Penulis: Tiara Shelavie
Editor: Pravitri Retno W
TRIBUNNEWS.COM - Komunitas LGBTQ+ di Jepang menggelar pawai pada Minggu (23/4/2023), untuk menuntut disahkannya pernikahan sesama jenis.
Sekitar 10.000 orang mengibarkan bendera Pride di distrik Shibuya, Tokyo.
Pawai ini adalah yang pertama dalam empat tahun terakhir, yang digelar menjelang KTT Group of Seven atau G7 yang akan digelar bulan depan.
Menurut Reuters, Jepang adalah satu-satunya negara anggota G7 yang tidak mengakui pernikahan sesama jenis.
Namun, dukungan yang tumbuh dari lobi bisnis utama negara dan perusahaan besar menekan pemerintah Perdana Menteri Fumio Kishida dan partai konservatifnya untuk mengubahnya.
"Jepang benar-benar tertinggal. Kami akan berjuang sampai seluruh negara memiliki pernikahan sesama jenis," kata Himama, salah satu peserta pawai, kepada Reuters.
Baca juga: Alasan Jepang Legalkan Aborsi Menurut UU Kesehatan Ibu dan Kontroversinya
Konstitusi negara tradisional Jepang merujuk pada pernikahan antara "dua jenis kelamin" dan menyebutkan "hak yang sama antara suami dan istri".
Agar Jepang mengizinkan pernikahan sesama jenis, diperlukan amandemen hukum perdata.

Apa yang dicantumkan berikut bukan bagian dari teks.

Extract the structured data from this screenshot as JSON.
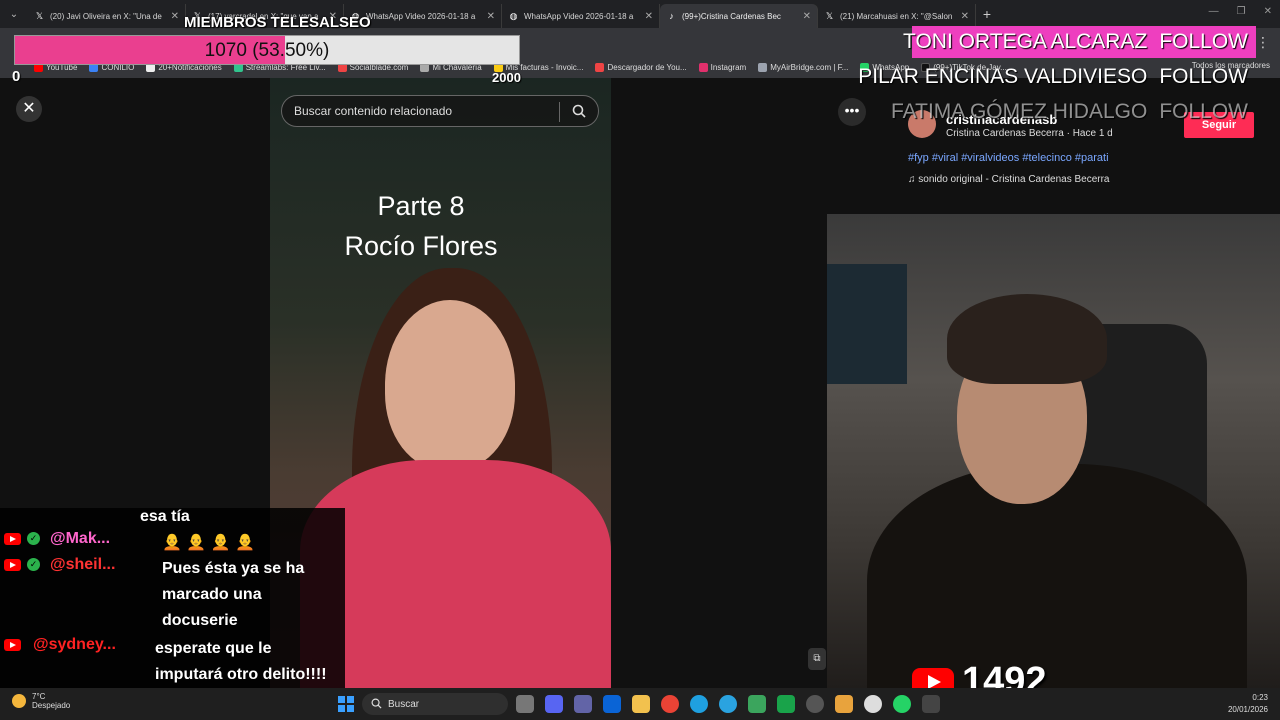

Namun, menjelang KTT, beberapa anggota parlemen telah berjanji untuk mengesahkan undang-undang yang mempromosikan "pemahaman tentang LGBTQ".
Aktivis dan pemimpin bisnis menyebut langkah itu sebagai langkah yang baik.
Namun, mereka mengatakan langkah itu jauh dari komitmen G7 Jepang sebelumnya.
Tahun lalu, Jepang berjanji untuk memastikan kesetaraan hak dan tindakan anti-diskriminasi untuk LGBTQ.
Reuters melaporkan bahwa di Jepang, jumlah kota yang mengizinkan pasangan sesama jenis untuk memasuki perjanjian kemitraan telah meningkat secara signifikan dari 26 menjadi sekitar 300 sejak parade Pride pra-pandemi terakhir pada tahun 2019, yang mencakup sekitar 65 persen populasi.
Namun, perjanjian ini tidak memberikan hak kepada pasangan untuk mewarisi aset satu sama lain atau hak asuh untuk anak masing-masing.